Dissertation Abstract

Anatomical Analysis of MU and Delta Opioid Receptor Systems in the Brain and Changes in the Actions of Opioids Within the Dentate Gyrus Associated With Temporal Lobe Epilepsy

Publication Number:  AAT9630054
Author:  Bausch, Suzanne Barbara
School:  University of Washington
Date:  1996
Pages:  258
Subject:  Neurology, Pharmacology, Anatomy and Physiology

Anti-peptide antibodies were used to localize mu and delta opioid receptors and GIRK1 ion channels throughout the rat and mouse brain, respectively. Delta opioid receptor immunoreactivity was found in axons and nerve terminals throughout the brain and correlated well, though not completely with autoradiographic distribution. Double-labeled tissue showed localization of delta opioid receptors on GABAergic terminals in the hippocampus. Mu opioid receptor immunoreactivity was detected in brain regions that were previously found to contain mu opioid binding sites using autoradiography. The distribution of GIRK1 immunoreactivity in the brain correlated well with a previous in situ hybridization study.

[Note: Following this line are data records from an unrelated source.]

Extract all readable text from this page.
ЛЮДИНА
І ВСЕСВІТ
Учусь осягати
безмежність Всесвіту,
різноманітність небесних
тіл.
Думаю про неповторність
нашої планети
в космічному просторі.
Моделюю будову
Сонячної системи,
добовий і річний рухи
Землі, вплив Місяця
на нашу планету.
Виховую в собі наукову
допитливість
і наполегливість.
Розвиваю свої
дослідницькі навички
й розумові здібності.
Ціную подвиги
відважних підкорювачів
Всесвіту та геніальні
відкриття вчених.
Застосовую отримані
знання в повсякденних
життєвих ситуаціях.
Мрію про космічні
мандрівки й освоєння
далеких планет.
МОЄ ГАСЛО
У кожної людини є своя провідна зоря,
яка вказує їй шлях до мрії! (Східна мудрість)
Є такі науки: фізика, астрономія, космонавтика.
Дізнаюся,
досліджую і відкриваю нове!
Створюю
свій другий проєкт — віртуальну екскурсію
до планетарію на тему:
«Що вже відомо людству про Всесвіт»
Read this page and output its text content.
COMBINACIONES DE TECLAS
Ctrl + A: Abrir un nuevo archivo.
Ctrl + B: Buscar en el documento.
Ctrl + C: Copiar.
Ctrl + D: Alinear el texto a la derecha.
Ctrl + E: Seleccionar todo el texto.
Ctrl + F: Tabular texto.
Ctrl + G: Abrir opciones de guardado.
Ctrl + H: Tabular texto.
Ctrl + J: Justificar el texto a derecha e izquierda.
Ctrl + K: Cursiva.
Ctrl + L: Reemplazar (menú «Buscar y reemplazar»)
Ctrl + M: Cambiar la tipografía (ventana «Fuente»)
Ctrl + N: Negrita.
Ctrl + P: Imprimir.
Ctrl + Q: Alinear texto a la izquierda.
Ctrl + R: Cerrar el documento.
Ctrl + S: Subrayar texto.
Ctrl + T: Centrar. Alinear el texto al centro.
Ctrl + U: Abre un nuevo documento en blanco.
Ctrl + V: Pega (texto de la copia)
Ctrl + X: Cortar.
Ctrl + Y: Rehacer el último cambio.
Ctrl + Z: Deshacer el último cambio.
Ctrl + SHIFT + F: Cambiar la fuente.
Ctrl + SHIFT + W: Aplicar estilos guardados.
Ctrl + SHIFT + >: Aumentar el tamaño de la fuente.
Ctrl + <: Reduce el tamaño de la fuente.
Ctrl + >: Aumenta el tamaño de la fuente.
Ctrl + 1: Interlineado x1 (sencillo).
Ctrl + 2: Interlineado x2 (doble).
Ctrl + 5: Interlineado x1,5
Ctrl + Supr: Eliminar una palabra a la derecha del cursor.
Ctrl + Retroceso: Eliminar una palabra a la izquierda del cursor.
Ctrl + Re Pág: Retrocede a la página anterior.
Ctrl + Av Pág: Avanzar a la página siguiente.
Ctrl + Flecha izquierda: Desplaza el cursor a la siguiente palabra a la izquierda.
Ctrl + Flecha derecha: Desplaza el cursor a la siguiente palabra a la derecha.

Double-labeled tissue revealed colocalization of GIRK1 and mu opioid receptor immunoreactivities in somata of subpopulations of neurons in many but not all regions of the rat brain.

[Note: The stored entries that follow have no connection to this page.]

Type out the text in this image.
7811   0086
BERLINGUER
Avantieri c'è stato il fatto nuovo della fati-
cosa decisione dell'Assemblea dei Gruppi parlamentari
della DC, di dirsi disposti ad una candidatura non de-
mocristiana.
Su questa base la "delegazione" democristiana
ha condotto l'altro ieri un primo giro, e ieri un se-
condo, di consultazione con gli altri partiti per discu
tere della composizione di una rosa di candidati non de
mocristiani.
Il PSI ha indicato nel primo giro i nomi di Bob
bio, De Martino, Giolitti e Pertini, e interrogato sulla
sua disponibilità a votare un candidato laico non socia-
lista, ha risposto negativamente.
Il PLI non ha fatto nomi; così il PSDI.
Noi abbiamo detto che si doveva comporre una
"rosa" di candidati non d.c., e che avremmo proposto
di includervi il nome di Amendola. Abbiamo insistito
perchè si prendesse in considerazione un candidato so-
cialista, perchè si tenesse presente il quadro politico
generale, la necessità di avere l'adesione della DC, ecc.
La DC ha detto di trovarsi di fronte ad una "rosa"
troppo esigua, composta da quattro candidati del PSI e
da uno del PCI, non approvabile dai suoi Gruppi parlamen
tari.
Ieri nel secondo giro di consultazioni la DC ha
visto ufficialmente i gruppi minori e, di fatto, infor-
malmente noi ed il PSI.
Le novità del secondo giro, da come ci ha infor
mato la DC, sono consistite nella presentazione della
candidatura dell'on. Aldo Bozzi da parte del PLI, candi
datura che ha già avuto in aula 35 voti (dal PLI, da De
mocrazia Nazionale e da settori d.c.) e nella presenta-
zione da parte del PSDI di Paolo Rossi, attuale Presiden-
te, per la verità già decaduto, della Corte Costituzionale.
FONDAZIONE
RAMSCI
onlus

The pilocarpine model of temporal lobe epilepsy was used to study time-dependent changes in dentate gyrus circuitry following seizures. Seizures decreased mu and delta opioid receptor immunoreactivities in the granule cell layer and hilus, and hilus respectively. Increased mu and delta opioid receptor and GABA immunoreactivities were seen in the inner molecular layer. Physiological changes in circuitry were investigated using the in vitro hippocampal slice preparation. The disinhibitory effects of DAMGO and bicuculline were greatly depressed 5-13 days after pilocarpine injection but returned to control levels within 6 weeks. Both the amplitude and the effects of DAMGO on monosynaptic evoked IPSCs were slightly decreased 5-13 days following pilocarpine, but significantly increased at 6 weeks. DAMGO significantly decreased the amplitude of spontaneous IPSCs at 6 weeks following pilocarpine injection, but not in controls. The delta opioid receptor agonist, DPDPE, principally inhibited excitatory transmission in saline treated animals without affecting either spontaneous or evoked IPSCs. DPDPE-induced inhibition of excitability became more pronounced at 6 weeks following pilocarpine injection. This study showed a seizure-induced loss of neurons expressing the mu and delta opioid receptor protein. Transient, partial losses of opioid receptor and GABA mediated effects were followed by longer-term increases which returned physiological measures to control or even increased levels.